Friday, January 20, 2017

Find your Creativity

Last weekend my girlfriend and I took a kids-free trip to Colorado, for the stated purpose of just getting away and doing something out of the ordinary. I have to say that we were wildly successful in this endeavor -we tried skiing for the first time (loved it), we snowmobiled for the first time (loooooved it), saw amazing sights, and visited some of our great national parks (Garden of the Gods -OMG). We also went tubing on a steep and fast slope with two other couples, we ate good food, and had good fellowship. It was exhausting and relaxing, and had the side benefit of making me a more relaxed and creative team member when I got back on the job. And speaking of creative...

One unexpected outcome of the trip was a rekindled desire to harness my creative energies. In hindsight, this should not have been surprising, because I met a friend of mine for dinner one night in Denver, and I should have known he would rub off on me in some way (he always has).

I met Alan Brooks on 12/31/1990, at a New Year's Eve house party in Atlanta, GA. Alan was a member of a Christian rap group called Hosanna Hype, and I was producing hip hop beats and dabbling into rap myself, which many young men were doing at the time. This proved to be a fortuitous meeting. We needed each other. Hosanna Hype had no producer, and so they would rap over instrumentals of other artists, which I think limits you from developing your own identity. I had been making beats on the Roland TR-505 drum machine my father had gotten me for my 15th birthday for years, and recently had starting laying simple melodies and bass lines down with a Yamaha PSR-500 keyboard I bought in my freshman year of college. I liked to rap, too -used to write rhymes in high school and college. I have fond memories of me and my best friend from college, Troy, rapping in the Down Under to enthusiastic crowds of slackers avoiding getting to their classes. But I hated the sound of my voice. If anyone recorded me, when I heard myself on playback, I'd be mortified. So I was starting to want to write music for others and leave the microphone alone. Turns out, they liked my music, and I liked their rapping. I joined Hosanna Hype.

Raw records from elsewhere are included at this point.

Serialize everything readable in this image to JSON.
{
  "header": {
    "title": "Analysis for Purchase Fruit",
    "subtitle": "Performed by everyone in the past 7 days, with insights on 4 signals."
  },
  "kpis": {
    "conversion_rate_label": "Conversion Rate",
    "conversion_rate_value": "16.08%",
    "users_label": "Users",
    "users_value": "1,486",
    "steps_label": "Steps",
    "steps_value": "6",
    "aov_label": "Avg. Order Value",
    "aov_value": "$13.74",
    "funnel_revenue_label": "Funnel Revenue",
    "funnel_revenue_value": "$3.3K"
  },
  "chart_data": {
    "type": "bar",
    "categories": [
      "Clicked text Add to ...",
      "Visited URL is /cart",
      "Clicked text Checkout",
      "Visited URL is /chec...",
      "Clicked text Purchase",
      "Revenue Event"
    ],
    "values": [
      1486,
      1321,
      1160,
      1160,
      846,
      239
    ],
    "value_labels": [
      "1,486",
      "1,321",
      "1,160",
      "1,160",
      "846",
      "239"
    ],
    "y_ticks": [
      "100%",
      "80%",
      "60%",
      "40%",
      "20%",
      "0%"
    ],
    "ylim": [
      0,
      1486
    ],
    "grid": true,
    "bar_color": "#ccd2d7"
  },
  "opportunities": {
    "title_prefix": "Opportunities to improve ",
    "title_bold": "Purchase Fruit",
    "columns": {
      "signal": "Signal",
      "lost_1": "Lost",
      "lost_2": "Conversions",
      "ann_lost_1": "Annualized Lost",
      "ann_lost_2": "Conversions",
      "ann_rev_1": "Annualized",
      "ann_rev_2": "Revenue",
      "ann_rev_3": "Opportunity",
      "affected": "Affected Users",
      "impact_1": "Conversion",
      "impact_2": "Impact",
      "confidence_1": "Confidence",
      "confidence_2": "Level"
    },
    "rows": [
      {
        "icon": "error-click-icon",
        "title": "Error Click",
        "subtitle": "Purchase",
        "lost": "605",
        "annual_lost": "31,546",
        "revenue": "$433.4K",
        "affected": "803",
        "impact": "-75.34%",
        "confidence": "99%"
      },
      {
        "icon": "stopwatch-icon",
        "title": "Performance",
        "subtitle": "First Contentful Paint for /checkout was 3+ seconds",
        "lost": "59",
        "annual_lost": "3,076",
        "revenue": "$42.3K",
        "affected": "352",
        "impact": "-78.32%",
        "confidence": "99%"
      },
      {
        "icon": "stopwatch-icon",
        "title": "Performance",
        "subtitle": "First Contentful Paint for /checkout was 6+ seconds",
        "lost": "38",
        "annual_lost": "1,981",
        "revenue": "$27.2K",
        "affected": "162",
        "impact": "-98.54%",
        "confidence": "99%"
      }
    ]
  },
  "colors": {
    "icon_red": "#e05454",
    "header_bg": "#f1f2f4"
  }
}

We recorded several songs together, performed live and became friends. Then life intervened. I became a father and husband, joined the Navy. He went of the school, started doing his thing. We went our separate ways but stayed in touch. Over the years he has continued to record and perform, and has also branched out into writing and hosting a podcast. He actually started his own comic book, called The Burning Metronome. I'm proud of him and amazed at his continued nurturing of his gifts. This is in stark contrast to me, as I will go through spurts of creativity, but often months and months of it being dormant. So when we all sat down to dinner, and caught up, and he regaled my girlfriend of stories of us when we were much younger, the seeds were being planted in me to dust myself off, see what jewels I had inside of me, and the oh so important last step: bring them forth and share them with the world!

Since I've been back, I've actually made an effort to practice my instruments, to write a little more, and to even inject more creativity into the code I write at work. It's liberating, it is refreshing, it makes me happy. Sometimes it makes other people happy. But we should express ourselves creatively even if no one likes our art but us. Creating things helps us feel more alive, but life often forces us to but those gifts away to do more practical things. Bills must be paid, and kids must be clothed and fed, but surely there is time to plant a garden, or to learn (or re-learn) that instrument, or to draw or doodle or paint, or to craft. Surely there is space for that. And if not, let us carve out such a space. Your soul will be blessed.


I thank my friend for unapologetically living a creative life, and inspiring me to do a little more of that myself. May that inspiration pass to you as well, and may you pass it on to others.